Along with the opportunities that arise from these hybrid learning spaces, there are issues that require an in-depth discussion among the community of researchers, developers, and practitioners in the field. While some of these issues are well understood, others are only beginning to be explored. For example:

  • Personalisation and collaboration: hybrid learning spaces bring together learners with different constraints, agendas, assumptions, and expectations. Some might be co-located, some might be remote in time and place. How do we cater to such diverse and ill-defined cohorts? How do we leverage this diversity to create effective and powerful learning experiences?
  • Ownership and empowerment: when we mix learning contexts, e.g. a curricular course and a MOOC, who sets the learning objectives? Who is responsible for monitoring achievement? Who “owns” the space, the curriculum, the content and the data? 
  • Representation and interpretation: How do we map the data we collect to complex learning dynamics? How do we avoid the “streetlight effect”, of valuing what we can measure rather than measuring what we value? How do we derive insights from data, and present them in such a way that will inform and assist learners, teachers, and administrators? 
  • Ethics: what are the risks and consequences of collecting and manipulating data about learners and learning environments? How do we draw the line between assessment, evaluation and surveillance? What are the appropriate modes of behaviour in hybrid learning spaces?  Moreover, what is the purpose of education in hybrid learning spaces, where learners come from divergent backgrounds and with different aims?

This unique trans-disciplinary workshop will bring together leading researchers and practitioners in this emerging field, to explore the promises and dilemmas it raises from ethical, methodological, ontological, epistemic, pedagogic, and technological perspectives.
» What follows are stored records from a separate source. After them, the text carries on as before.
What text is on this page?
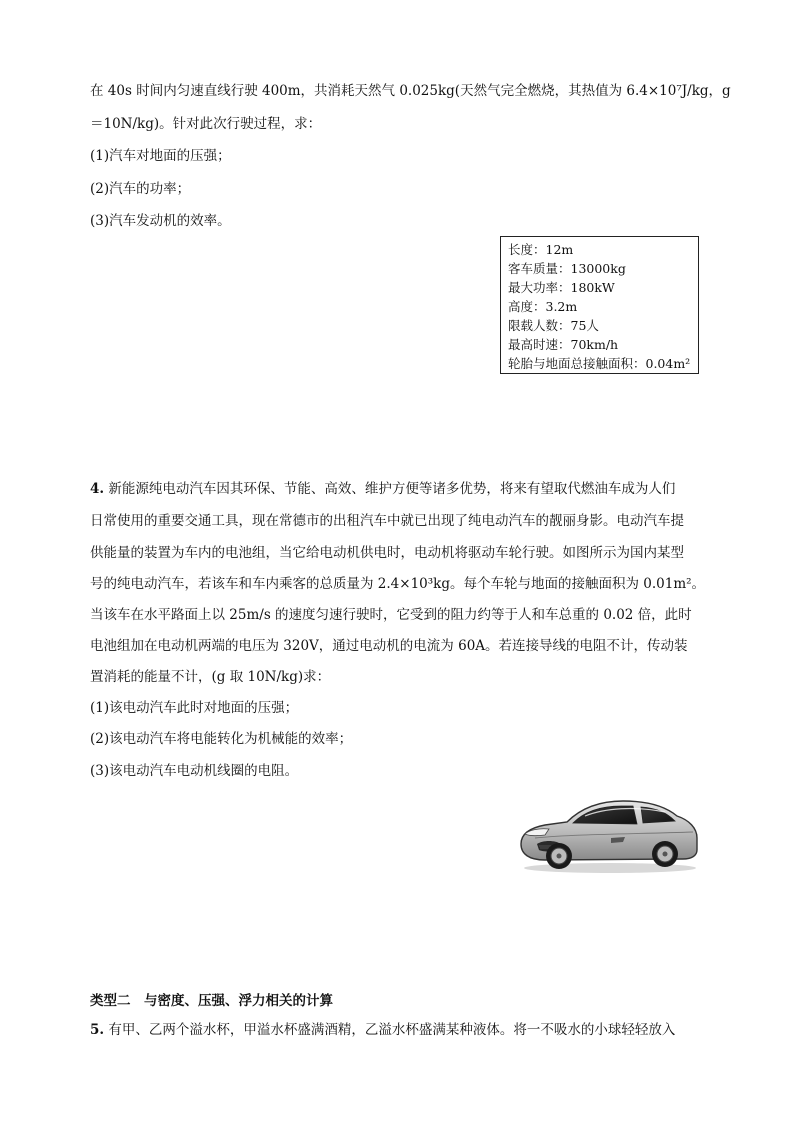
在 40s 时间内匀速直线行驶 400m，共消耗天然气 0.025kg(天然气完全燃烧，其热值为 6.4×10⁷J/kg，g
＝10N/kg)。针对此次行驶过程，求：
(1)汽车对地面的压强；
(2)汽车的功率；
(3)汽车发动机的效率。
长度：12m
客车质量：13000kg
最大功率：180kW
高度：3.2m
限载人数：75人
最高时速：70km/h
轮胎与地面总接触面积：0.04m²
4. 新能源纯电动汽车因其环保、节能、高效、维护方便等诸多优势，将来有望取代燃油车成为人们
日常使用的重要交通工具，现在常德市的出租汽车中就已出现了纯电动汽车的靓丽身影。电动汽车提
供能量的装置为车内的电池组，当它给电动机供电时，电动机将驱动车轮行驶。如图所示为国内某型
号的纯电动汽车，若该车和车内乘客的总质量为 2.4×10³kg。每个车轮与地面的接触面积为 0.01m²。
当该车在水平路面上以 25m/s 的速度匀速行驶时，它受到的阻力约等于人和车总重的 0.02 倍，此时
电池组加在电动机两端的电压为 320V，通过电动机的电流为 60A。若连接导线的电阻不计，传动装
置消耗的能量不计，(g 取 10N/kg)求：
(1)该电动汽车此时对地面的压强；
(2)该电动汽车将电能转化为机械能的效率；
(3)该电动汽车电动机线圈的电阻。
类型二　与密度、压强、浮力相关的计算
5. 有甲、乙两个溢水杯，甲溢水杯盛满酒精，乙溢水杯盛满某种液体。将一不吸水的小球轻轻放入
We are seeking contributions that contribute to a design discourse: design as a practical approach to shaping the future and design as a scientific paradigm, drawing on the traditions of educational design research (Mor & Winters, 2007) and utilising canonical design representations such as design principles and design patterns (Dimitriadis et al., 2009; Falconer et al., 2011; Mor, 2013; Retalis et al., 2006; Warburton & Mor, 2015).